Seifeddine Makhlouf avait été reconnu coupable d’avoir insulté la police lors d’un accrochage à l’aéroport de Tunis en mars 2021.
Makhlouf, chef du parti nationaliste islamiste Al-Karama, a crié “à bas le coup d’État” et “vive la Tunisie” avant d’être embarqué dans une voiture, selon une vidéo publiée sur Facebook par l’avocat.
Les groupes de défense des droits affirment que les procès militaires de civils sont devenus de plus en plus courants en Tunisie depuis la prise de pouvoir de Saied.
La cour d’appel militaire de Tunis a condamné vendredi Makhlouf à 14 mois de prison avec effet immédiat, a déclaré à l’AFP son avocate Ines Harrath.
Un tribunal l’avait initialement condamné à cinq mois de prison.
“Environ 25 officiers en civil ont encerclé sa maison à 23 heures”, a déclaré Me Harrath.

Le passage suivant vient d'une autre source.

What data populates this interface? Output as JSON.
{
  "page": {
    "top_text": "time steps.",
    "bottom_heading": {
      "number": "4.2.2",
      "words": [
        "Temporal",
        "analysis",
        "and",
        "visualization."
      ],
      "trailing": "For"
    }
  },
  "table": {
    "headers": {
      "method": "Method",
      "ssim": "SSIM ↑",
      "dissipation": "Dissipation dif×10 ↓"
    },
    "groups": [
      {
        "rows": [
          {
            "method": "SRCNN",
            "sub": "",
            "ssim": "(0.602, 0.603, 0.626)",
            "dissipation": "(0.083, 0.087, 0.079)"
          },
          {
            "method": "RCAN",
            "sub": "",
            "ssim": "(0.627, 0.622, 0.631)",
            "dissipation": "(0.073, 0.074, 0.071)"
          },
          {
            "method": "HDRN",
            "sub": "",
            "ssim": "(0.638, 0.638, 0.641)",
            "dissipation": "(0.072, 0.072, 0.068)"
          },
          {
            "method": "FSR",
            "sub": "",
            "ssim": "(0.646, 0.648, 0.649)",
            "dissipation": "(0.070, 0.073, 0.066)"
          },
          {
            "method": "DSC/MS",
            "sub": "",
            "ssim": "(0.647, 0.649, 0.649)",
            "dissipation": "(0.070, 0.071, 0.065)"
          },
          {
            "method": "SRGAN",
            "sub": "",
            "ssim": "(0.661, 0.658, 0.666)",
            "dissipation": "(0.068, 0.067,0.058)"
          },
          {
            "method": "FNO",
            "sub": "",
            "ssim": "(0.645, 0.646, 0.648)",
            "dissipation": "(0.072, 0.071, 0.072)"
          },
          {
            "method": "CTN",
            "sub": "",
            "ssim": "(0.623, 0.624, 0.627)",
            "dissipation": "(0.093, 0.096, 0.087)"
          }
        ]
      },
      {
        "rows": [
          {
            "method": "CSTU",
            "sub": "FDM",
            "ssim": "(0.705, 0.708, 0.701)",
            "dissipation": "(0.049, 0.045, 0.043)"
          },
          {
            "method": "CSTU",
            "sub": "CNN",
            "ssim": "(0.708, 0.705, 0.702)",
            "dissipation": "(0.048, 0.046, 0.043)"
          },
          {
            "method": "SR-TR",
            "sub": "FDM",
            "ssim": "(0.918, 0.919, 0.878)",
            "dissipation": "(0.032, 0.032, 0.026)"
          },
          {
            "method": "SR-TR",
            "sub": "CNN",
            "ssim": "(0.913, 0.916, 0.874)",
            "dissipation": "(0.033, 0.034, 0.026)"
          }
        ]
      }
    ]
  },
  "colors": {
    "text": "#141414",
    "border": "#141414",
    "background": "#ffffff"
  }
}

Après un face-à-face de deux heures, “ils sont entrés dans la maison et il est parti avec eux”.
Makhlouf a été un éminent critique de Saied, qui, en juillet 2021, a gelé le Parlement et s’est emparé de pouvoirs exécutifs étendus dans ce que les critiques ont appelé un “coup d’État” et une attaque contre la seule démocratie issue des soulèvements du Printemps arabe il y a plus de dix ans.
Saied a ensuite pris le contrôle du pouvoir judiciaire et fait adopter une nouvelle constitution donnant à son bureau des pouvoirs presque illimités.
En mars 2021, Makhlouf a conduit un groupe de députés d’Al-Karama à l’aéroport de Tunis pour tenter de forcer les autorités à lever l’interdiction de voyager d’une femme empêchée d’embarquer sur son vol, ce qui a déclenché un face-à-face largement diffusé sur Internet.
Vendredi, le tribunal a également condamné plusieurs autres membres d’Al-Karama et un avocat à des peines de prison plus courtes, mais ils n’ont pas été immédiatement placés en détention.
Le chef de l’alliance d’opposition du Front de salut national a déclaré aux journalistes samedi que les jugements reflétaient “une mentalité de vengeance”.
“Nous assistons à la mise à mort des libertés et à la destruction de la démocratie”, a déclaré Ahmed Nejib Chebbi. “Il y a une volonté de décapiter les dirigeants de l’opposition civile et politique”.
Un communiqué publié sur le Facebook de la présidence tard dans la journée de vendredi a appelé à des efforts pour “s’attaquer à tous les corrompus et à ceux qui se croient au-dessus de la loi.”
Makhlouf a également été condamné à un an de prison avec sursis en février dernier pour “atteinte à la dignité de l’armée” après avoir perdu son immunité parlementaire à la suite du coup de force de Saied.
Il lui a également été interdit d’exercer la profession d’avocat pendant cinq ans.
En juin, un tribunal militaire a confirmé la condamnation à un an de prison, mais son avocat a déclaré qu’il ferait appel.
“Faire juger des civils par des tribunaux militaires est une atteinte aux libertés”, a déclaré M. Harrath. “Cette affaire est liée aux positions des accusés sur Kais Saied”.